Tuesday, June 10, 2014

End Cruelty Through Responsible Pet Education

MALAYSIAKINI 3:18PM Jun 10, 2014

End cruelty through responsible pet education

Petpositive - the Malaysian Animal-Assisted Therapy for the Disabled and Elderly Association - is most appalled and outraged over last week’s bludgeoning to death of stray dogs with metal rods by enforcement officers from the Johor Baru Central Municipal Council (MPJBT). (Killing of dogs a mistake, council accepts responsibility, The Star, June 8, 2014.)
It is most unthinkable and painful for any loving and caring Malaysian in this day and age to comprehend or accept the fact that such a brutal and barbaric act is still being deployed on defenceless animals by and in our society.

And what more when such despicable evil is practised by a local

Although we welcome the fact that MPJBT quickly took responsibility for such cruelty, we feel terribly uneasy about the fact that it took an expose from an amateur’s camera to uncover this cruel practice which has obviously been going on silently away from the public eye.

MPJBT should leave no stone unturned in its own investigation of the matter. Whoever is responsible must be brought to book, even if he is a higher-up.    

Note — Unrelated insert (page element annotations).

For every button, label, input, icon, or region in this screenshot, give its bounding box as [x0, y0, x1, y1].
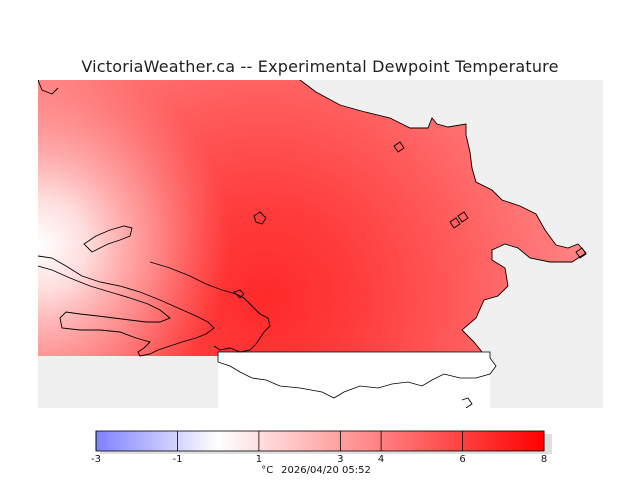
colorbar-tick-label: 8	[540, 454, 548, 465]
colorbar-tick-label: -3	[91, 454, 101, 465]
colorbar-tick-label: 6	[459, 454, 466, 465]
colorbar-tick-label: 3	[337, 454, 344, 465]
colorbar-tick-label: 1	[255, 454, 263, 465]
map-timestamp: 2026/04/20 05:52	[281, 465, 371, 476]
colorbar-tick-label: 4	[377, 454, 385, 465]
southern-land	[217, 351, 497, 399]
colorbar-tick-label: -1	[172, 454, 183, 465]
map-title: VictoriaWeather.ca -- Experimental Dewpo…	[81, 57, 559, 76]
dewpoint-cool-area	[38, 80, 586, 356]
coastline	[38, 80, 587, 408]
colorbar-gradient	[95, 430, 545, 452]
colorbar-caption: °C 2026/04/20 05:52	[0, 465, 640, 476]
colorbar-ticks	[95, 431, 545, 451]
colorbar-unit: °C	[261, 465, 274, 476]
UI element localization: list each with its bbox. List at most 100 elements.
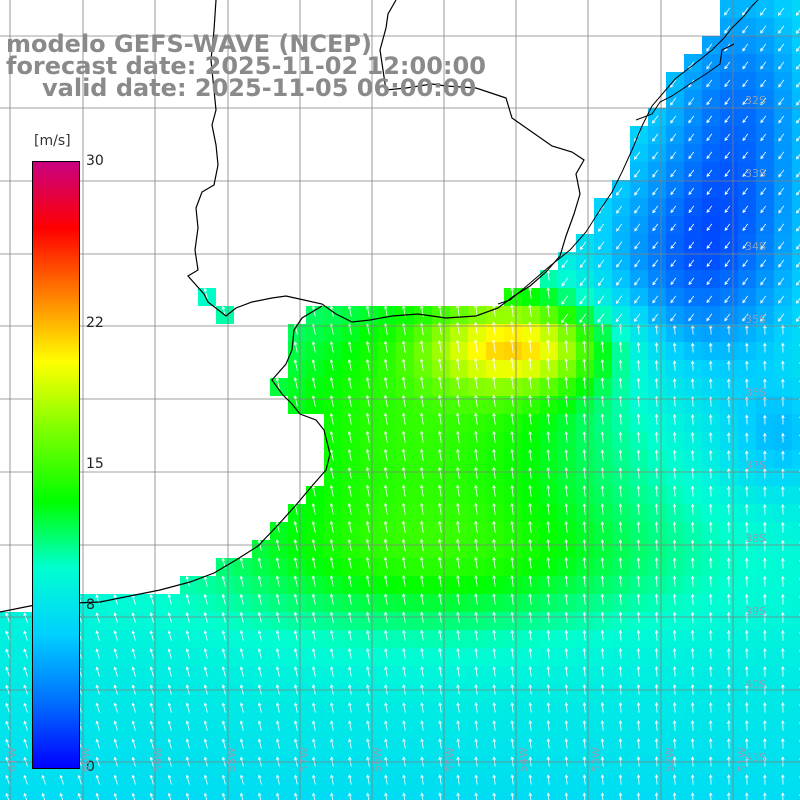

The Department of Veterinary Services (DVS) should also conduct a thorough investigation as what happened to the canines is clearly an act torture and cruelty.

MPJBT must set up a pound for strays. Unwanted animals caught off the streets should be housed for at least a week for owners of lost dogs and cats to claim them after paying their fines for being irresponsible owners.

Sick dogs should be put down immediately and humanely only by a qualified veterinarian or a vet-trained officer.

Dogs that are healthy should be given a chance to be re homed at the pound before it is finally decided to put them down.

Councils must start budgeting for a pound and euthanasia medication. Ideally all pounds should employ a veterinarian to look into these matters.

If they can’t start out immediately with one, they should work together with the DVS for all their standard operating procedures when it comes to managing animals.

Councils that are smart will set up regular meetings on stray management. It should include all the relevant departments within the council, the DVS and local animal welfare NGOs for ideas.

For a more holistic approach, all local councils should conduct campaigns on responsible pet ownership among pet owners. This should include seminars, awards for best dogs and owners, pet training and spaying programmes involving local veterinarians and the DVS to effectively reduce stray populations.

Two good local councils with all these experiences are the Petaling Jaya City Council (MBPJ) and the Klang Municipality (MPK).       

If all these are not followed through, just finding the culprits and punishing them will only end up as nothing but a knee jerk reaction.

ANTHONY SB THANASAYAN is president, Petpositive.